As an independent health-driven nonprofit, MedShadow’s mission is to ensure that all people have information on the risks and benefits of medicines and treatments, so they can make the best health care choices for themselves and their families. Separate from any personal, political or religious beliefs, the ruling from the Supreme Court on June 24, 2022 overturning Roe v. Wade has far-reaching health implications.
MedShadow considers pregnancy and abortion solely from the perspective of health care. Pregnancy is not a benign process. It changes every system in the body from circulatory (the amount of blood in your body increases by 45%) to digestive (constipation is a common side effect). It changes the pace at which your body absorbs nutrients and medicines. It causes a dramatic weight gain and subsequent loss of 30 or more pounds within a year. Hormones are strongly affected: estrogen surges during the first trimester of pregnancy, progesterone increases and stays high throughout. Estrogen and progesterone both drop dramatically at birth; oxytocin increases at birth for a day or two; and prolactin escalates to allow the body to produce breast milk.
Those undergoing pregnancy and birth need and deserve prenatal and postnatal medical care, along with the time to go to medical appointments and access to high-quality nutrition. These resources are not available to many women in our country.
Radical Change in an Instant
A Supreme Court ruling immediately becomes the law. In an instant on June 24, women and men in 11 states lost their health care option to seek an abortion for themselves and partners. Subsequent state-law changes are expected to severely restrict access to abortion in 15 more states, making abortion difficult or impossible to obtain in more than half of America.
This set of changes will especially affect women who have limited ability to relocate, travel or take time away from home and work to have an abortion. Once again, the heaviest burden will be on poor, marginalized, and women of color. Black women are three times more likely to die in pregnancy than white women in America.
Many women will continue to seek abortions in states which have made abortions illegal, because the underlying causes for them have not been addressed. The reasons could be societal: the financial inability to care for (another) child; a lack of a mate or family and emotional support to aid in raising a child; a pregnancy conceived in violence. In such a case, having the child may threaten the mother’s mental well-being as well as the child’s.
Reluctance to remain pregnant could be based on health concerns: they might be experiencing an ectopic pregnancy or carrying a fetus that is severely compromised; their own medical conditions might put them at even higher than normal risk for complications and mortality; they may need to continue taking medicines that are not proven safe for a fetus.
Medical Solutions to Pregnancy
Some observers claim that the Supreme Court ruling will cause America to go back to the bad old days when women were forced into self-mutilation to end a pregnancy. Fortunately, there are much safer alternatives today. Medical solutions are widely available. The so-called “abortion pill” is a combination of two pills, mifespristone and misoprostol, taken hours apart. Then there’s the “morning-after pill.” After unprotected sex or potentiallly ineffective birth control, there are two such medical solutions on the market. One is the over-the-counter levonorgestrel, which goes by the trade names Plan B, One Step, Take Action, My Way, Option 2, Preventeza, AfterPill, My Choice, Aftera, EContra and many others, which are available by mail and at stores. Another “morning-after pill,” called Ella (ulipristal acetate), requires a prescription. Women need to see a doctor after taking either of these treatments to ensure that the process is safely completed. Health care cannot stop.

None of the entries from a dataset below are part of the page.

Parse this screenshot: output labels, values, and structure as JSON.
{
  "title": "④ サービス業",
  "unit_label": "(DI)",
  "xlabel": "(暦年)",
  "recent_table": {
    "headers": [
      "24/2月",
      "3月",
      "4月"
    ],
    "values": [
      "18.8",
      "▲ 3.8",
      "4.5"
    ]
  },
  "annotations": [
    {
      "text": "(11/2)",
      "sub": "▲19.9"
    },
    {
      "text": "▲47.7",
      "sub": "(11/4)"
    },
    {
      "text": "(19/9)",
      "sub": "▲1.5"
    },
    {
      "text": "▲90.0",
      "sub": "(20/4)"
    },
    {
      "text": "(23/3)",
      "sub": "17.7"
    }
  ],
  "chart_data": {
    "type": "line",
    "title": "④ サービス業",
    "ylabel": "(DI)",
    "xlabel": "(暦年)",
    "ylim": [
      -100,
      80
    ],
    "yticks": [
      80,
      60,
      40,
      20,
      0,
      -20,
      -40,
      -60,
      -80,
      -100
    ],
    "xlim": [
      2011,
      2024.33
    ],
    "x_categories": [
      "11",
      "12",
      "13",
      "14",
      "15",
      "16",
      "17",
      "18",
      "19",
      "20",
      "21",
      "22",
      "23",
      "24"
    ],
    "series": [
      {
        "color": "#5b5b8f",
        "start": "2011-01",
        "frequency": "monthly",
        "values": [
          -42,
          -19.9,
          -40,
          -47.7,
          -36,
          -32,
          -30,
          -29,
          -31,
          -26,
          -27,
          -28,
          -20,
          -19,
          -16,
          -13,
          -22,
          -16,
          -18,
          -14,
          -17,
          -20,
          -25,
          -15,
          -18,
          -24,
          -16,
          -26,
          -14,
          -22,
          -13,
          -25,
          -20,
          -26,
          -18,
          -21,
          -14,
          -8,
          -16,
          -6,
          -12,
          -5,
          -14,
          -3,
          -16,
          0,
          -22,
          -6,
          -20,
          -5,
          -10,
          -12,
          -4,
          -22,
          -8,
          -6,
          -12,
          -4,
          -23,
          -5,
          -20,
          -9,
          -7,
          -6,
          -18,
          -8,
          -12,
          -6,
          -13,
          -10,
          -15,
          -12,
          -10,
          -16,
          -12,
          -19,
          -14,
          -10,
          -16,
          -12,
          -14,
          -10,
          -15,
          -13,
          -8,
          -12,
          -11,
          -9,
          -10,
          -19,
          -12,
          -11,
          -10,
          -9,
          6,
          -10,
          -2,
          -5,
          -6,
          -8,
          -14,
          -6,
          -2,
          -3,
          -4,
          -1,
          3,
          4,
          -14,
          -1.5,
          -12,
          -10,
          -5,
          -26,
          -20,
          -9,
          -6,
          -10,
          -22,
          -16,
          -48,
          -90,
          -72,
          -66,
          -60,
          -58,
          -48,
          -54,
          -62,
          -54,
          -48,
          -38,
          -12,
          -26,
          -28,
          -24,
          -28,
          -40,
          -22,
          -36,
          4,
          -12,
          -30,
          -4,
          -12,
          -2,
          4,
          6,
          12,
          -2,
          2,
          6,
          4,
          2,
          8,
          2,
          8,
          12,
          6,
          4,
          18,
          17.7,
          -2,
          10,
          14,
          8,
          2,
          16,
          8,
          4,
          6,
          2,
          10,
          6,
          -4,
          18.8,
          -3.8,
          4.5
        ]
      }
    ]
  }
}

Although game-changers, none of these solutions are magic pills, and they must be taken according to a schedule to be effective. As in many such situations when the stakes are high, there is room for fraud: there are those who will sell cheap or fake versions that may not be safe.
There will be women who will not be able to afford medicines or may not have the knowledge to seek them out. They might turn to taking herbs, falling down stairs and other self-harm efforts to induce a miscarriage.
Fear and Uncertainty
There may be damage to the relationship between patient and doctor. Will some states require doctors to question if a miscarriage was induced or came on naturally? Will the law stifle a doctor’s ability to give full and honest health advice to their patients? Where will a woman access the full knowledge of the risks of continuing a pregnancy, the risks of ending one? Will women avoid needed medical care out of fear of criminal charges? If a woman arrives in the emergency room with signs of a miscarriage, will doctors, fearing prosecution, fail to give her the care she needs? Will doctors be required to report suspected cases of self-managed abortions?
No one can answer these questions today, but MedShadow will continue to ask them and to give you the information you need on the risks and benefits of medicines and their alternatives. Last week, we published an article on the side effects of the abortion pill. A few days later, we published an article on the morning-after pill. We will update our existing contraceptive articles. And we will continue to report on what little is known about which meds are safe in pregnancy and which are not.
Your health is our mission. We remain committed to publish articles that bring you the facts and address the health issues you face every day – – unbiased and unbought by any pharmaceutical or political funding or influence. Thank you for your trust.
The article may or may not reflect the views of the editorial staff of MedShadow, the MedShadow Medical Advisory Board or the MedShadow Foundation Board.